I have read through your post and do not really understand what has gotten you so angry...so angry that you defile the Bible by calling it freakin'. Jesus whole life was spent as a living example of Love...a love so great that he gave his life that ALL can be saved. Note that he did not exclude any group as long as they believe in him and turn to him so as to be with God in heaven. He does not exclude anyone...and even on the cross, he was an amazing example of how we should live and give. Jesus won over people not through rebuke but through pure consistent love and kindness to all of the worst people ...the people in the greatest need of his saving grace. He did not hang out with the religious crowd and look down on people, he got out there and by example and by parable, gently got the message across of Gods love and mercy and he showed everyone by example how we should be to ALL around us; When I first changed jobs, I could not believe what I was hearing in a Christian work place that has the motto "to extend the healing ministry of Jesus Christ" but rather than just saying what I thought about it, I strived very hard to set a very good example of appropriate language and behaviors and have prayed continually for the compassion and love for the poor and the wretched that Jesus had..and in the past 2 years, slowly but surely, the cursing has almost completely stopped, without me saying one negative word and we have had some very enlightening religious discussions too.

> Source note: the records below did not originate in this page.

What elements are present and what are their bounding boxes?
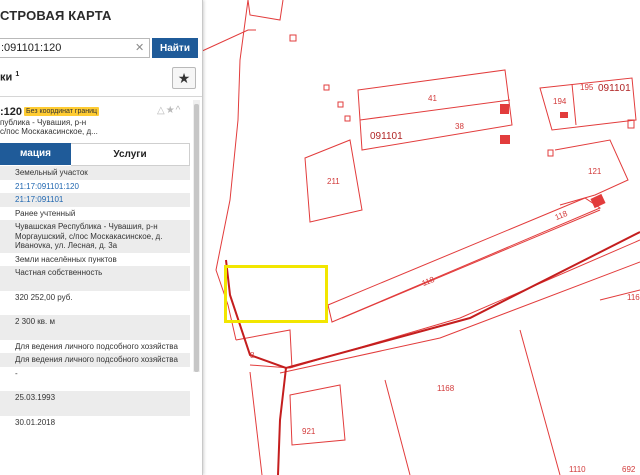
building (323, 84, 330, 91)
app-title: СТРОВАЯ КАРТА (0, 8, 112, 23)
parcel-address-line: публика - Чувашия, р-н (0, 118, 87, 127)
map-label: 1110 (569, 465, 586, 474)
attribute-link[interactable]: 21:17:091101 (15, 195, 63, 204)
parcel-boundary (199, 29, 256, 53)
attribute-value: - (15, 368, 18, 378)
attribute-row (0, 304, 190, 315)
map-label: 211 (327, 177, 340, 186)
map-label: 121 (588, 167, 602, 176)
map-label-quarter: 091101 (598, 83, 631, 94)
section-heading: ки 1 (0, 71, 19, 84)
attribute-row: 30.01.2018 (0, 416, 190, 430)
attribute-list: Земельный участок 21:17:091101:120 21:17:0… (0, 166, 190, 429)
parcel-boundary (341, 209, 601, 319)
attribute-row: - (0, 367, 190, 381)
attribute-value: 2 300 кв. м (15, 317, 55, 326)
attribute-value: Для ведения личного подсобного хозяйства (15, 341, 178, 351)
attribute-value: Для ведения личного подсобного хозяйства (15, 355, 178, 364)
parcel-boundary (359, 99, 511, 121)
building (500, 135, 510, 144)
attribute-row: Земельный участок (0, 166, 190, 180)
parcel-cadastral-id: :120 (0, 106, 23, 118)
search-input[interactable] (0, 38, 150, 58)
card-tools[interactable]: △★^ (157, 105, 181, 116)
attribute-row[interactable]: 21:17:091101:120 (0, 180, 190, 194)
attribute-value: Чувашская Республика - Чувашия, р-н Морг… (15, 222, 163, 250)
map-label: 8 (250, 351, 255, 360)
attribute-value: Частная собственность (15, 268, 103, 277)
parcel-921 (289, 384, 346, 446)
attribute-row (0, 404, 190, 416)
tab-services[interactable]: Услуги (71, 143, 190, 166)
attribute-value: 25.03.1993 (15, 393, 56, 402)
attribute-row (0, 279, 190, 291)
attribute-row (0, 328, 190, 340)
attribute-value: Ранее учтенный (15, 208, 76, 218)
close-icon[interactable]: ✕ (135, 41, 144, 54)
attribute-row: 2 300 кв. м (0, 315, 190, 329)
map-label: 1168 (627, 293, 640, 302)
find-button[interactable]: Найти (152, 38, 198, 58)
attribute-row: Земли населённых пунктов (0, 253, 190, 267)
attribute-row: 320 252,00 руб. (0, 291, 190, 305)
parcel-boundary (247, 0, 284, 21)
section-heading-text: ки (0, 71, 13, 84)
divider (0, 96, 202, 97)
selected-parcel-highlight (224, 265, 328, 323)
status-badge: Без координат границ (24, 107, 100, 116)
parcel-boundary (571, 83, 577, 126)
map-label: 1168 (437, 384, 455, 393)
parcel-boundary (384, 379, 411, 475)
building (500, 104, 509, 114)
attribute-link[interactable]: 21:17:091101:120 (15, 182, 79, 191)
attribute-value: 30.01.2018 (15, 417, 56, 427)
building (547, 149, 554, 157)
attribute-row (0, 380, 190, 391)
attribute-value: Земли населённых пунктов (15, 254, 117, 264)
map-label: 195 (580, 83, 594, 92)
building (289, 34, 297, 42)
parcel-card: :120 Без координат границ △★^ публика - … (0, 100, 190, 475)
info-panel: СТРОВАЯ КАРТА ✕ Найти ки 1 ★ :120 Без ко… (0, 0, 203, 475)
attribute-row: Ранее учтенный (0, 207, 190, 221)
building (337, 101, 344, 108)
building (344, 115, 351, 122)
building (560, 112, 568, 118)
map-label: 38 (455, 122, 464, 131)
search-bar: ✕ Найти (0, 38, 202, 60)
parcel-address-line: с/пос Москакасинское, д... (0, 127, 98, 136)
scrollbar-thumb[interactable] (194, 104, 199, 372)
attribute-row: Частная собственность (0, 266, 190, 280)
road-line (277, 367, 287, 475)
tab-information[interactable]: мация (0, 143, 71, 165)
map-label: 692 (622, 465, 636, 474)
map-label-quarter: 091101 (370, 131, 403, 142)
parcel-boundary (519, 329, 561, 475)
parcel-boundary (249, 371, 263, 475)
attribute-value: 320 252,00 руб. (15, 292, 73, 302)
map-label: 41 (428, 94, 437, 103)
tab-bar: мация Услуги (0, 143, 190, 166)
attribute-value: Земельный участок (15, 168, 88, 177)
map-label: 194 (553, 97, 567, 106)
favorites-button[interactable]: ★ (172, 67, 196, 89)
attribute-row: Для ведения личного подсобного хозяйства (0, 340, 190, 354)
section-count: 1 (15, 71, 20, 78)
attribute-row: Для ведения личного подсобного хозяйства (0, 353, 190, 367)
star-icon: ★ (177, 70, 191, 86)
attribute-row: 25.03.1993 (0, 391, 190, 405)
attribute-row: Чувашская Республика - Чувашия, р-н Морг… (0, 220, 190, 253)
map-label: 921 (302, 427, 316, 436)
attribute-row[interactable]: 21:17:091101 (0, 193, 190, 207)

I know this is an opposite perspective from yours, but many many times, your actions speak much louder than your words and can mean far far more to someone than a spoken word. May God bless you with the maturity of an old lady and the heart of a child and the wisdom you need to be the person you want to be. (now for my little bit of correction...no naked pictures of your kids on line please...for their sakes and to keep the perverted people from looking at them too.) I don't know what is eating you right now but I will say special prayers for you and your mission work.

Ali said...

I pray God will help me be more teachable! Thanks for sharing your heart!